Overtourism has become a serious problem in the Dutch city, which is home to only 850,000 inhabitants. Officials are introducing various methods to try to limit overtourism problems. Tourism campaigns in the country will no longer actively promote Amsterdam and instead will focus on directing travellers to other Dutch destinations such as Rotterdam and Utrecht.
Combating overtourism with tax
Amsterdam isn't the only place planning to manage overtourism by adding taxes to visits.
As the number of global travellers continues to rise – with an estimated 1.4 billion international tourism arrivals in 2019 – levies are seen as a way to ease the effects of overtourism.
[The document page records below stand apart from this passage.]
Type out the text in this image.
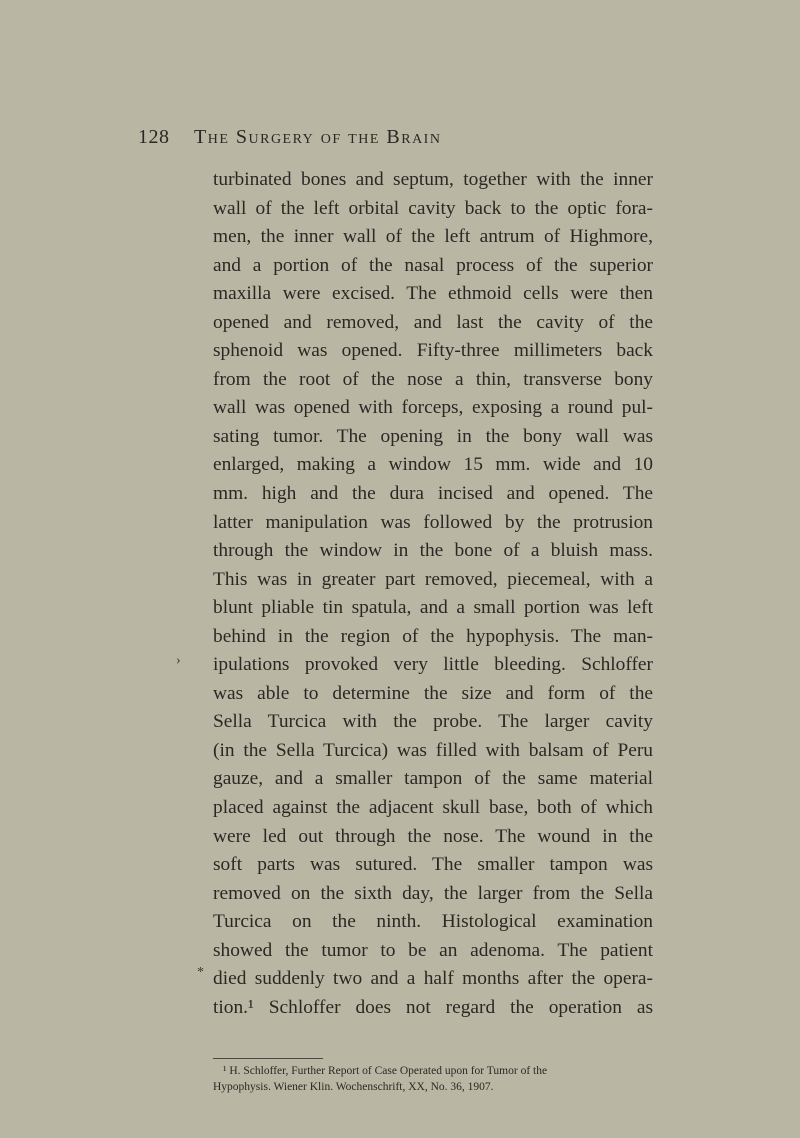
128 The Surgery of the Brain
turbinated bones and septum, together with the inner
wall of the left orbital cavity back to the optic fora-
men, the inner wall of the left antrum of Highmore,
and a portion of the nasal process of the superior
maxilla were excised. The ethmoid cells were then
opened and removed, and last the cavity of the
sphenoid was opened. Fifty-three millimeters back
from the root of the nose a thin, transverse bony
wall was opened with forceps, exposing a round pul-
sating tumor. The opening in the bony wall was
enlarged, making a window 15 mm. wide and 10
mm. high and the dura incised and opened. The
latter manipulation was followed by the protrusion
through the window in the bone of a bluish mass.
This was in greater part removed, piecemeal, with a
blunt pliable tin spatula, and a small portion was left
behind in the region of the hypophysis. The man-
ipulations provoked very little bleeding. Schloffer
was able to determine the size and form of the
Sella Turcica with the probe. The larger cavity
(in the Sella Turcica) was filled with balsam of Peru
gauze, and a smaller tampon of the same material
placed against the adjacent skull base, both of which
were led out through the nose. The wound in the
soft parts was sutured. The smaller tampon was
removed on the sixth day, the larger from the Sella
Turcica on the ninth. Histological examination
showed the tumor to be an adenoma. The patient
died suddenly two and a half months after the opera-
tion.¹ Schloffer does not regard the operation as
›
*
¹ H. Schloffer, Further Report of Case Operated upon for Tumor of the
Hypophysis. Wiener Klin. Wochenschrift, XX, No. 36, 1907.
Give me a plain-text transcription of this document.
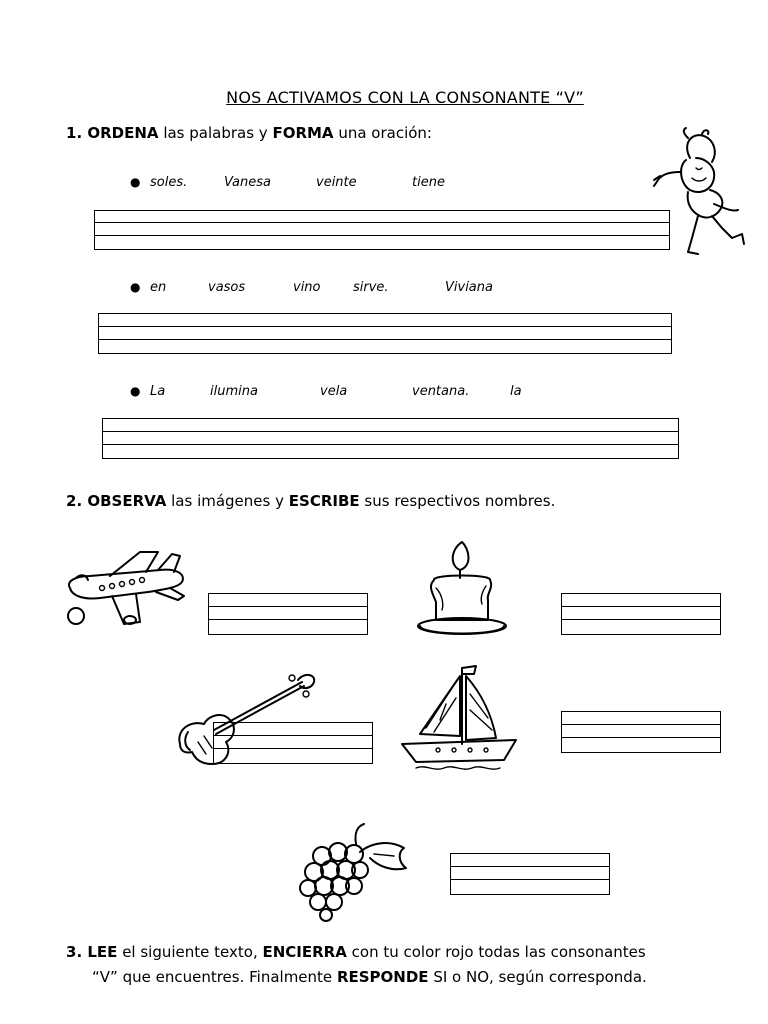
NOS ACTIVAMOS CON LA CONSONANTE “V”
1. ORDENA las palabras y FORMA una oración:
● soles.	Vanesa	veinte	tiene
● en	vasos	vino	sirve.	Viviana
● La	ilumina	vela	ventana.	la
2. OBSERVA las imágenes y ESCRIBE sus respectivos nombres.
3. LEE el siguiente texto, ENCIERRA con tu color rojo todas las consonantes
“V” que encuentres. Finalmente RESPONDE SI o NO, según corresponda.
In Italy, Venice will introduce a day tourism tax of €10 (Dh41) starting in July. The city sees a huge number of day-trip visitors thanks to its prominence on large cruise-liner itineraries. Overnight visitors already pay a tourism tax, but city officials hope taxing day-trippers will help towards combating problems arising from overtourism.
Turkey is also planning to introduce a tourism tax later this year. Set to be collected from April 1, it will be set at 1 per cent of travellers' hotel charges.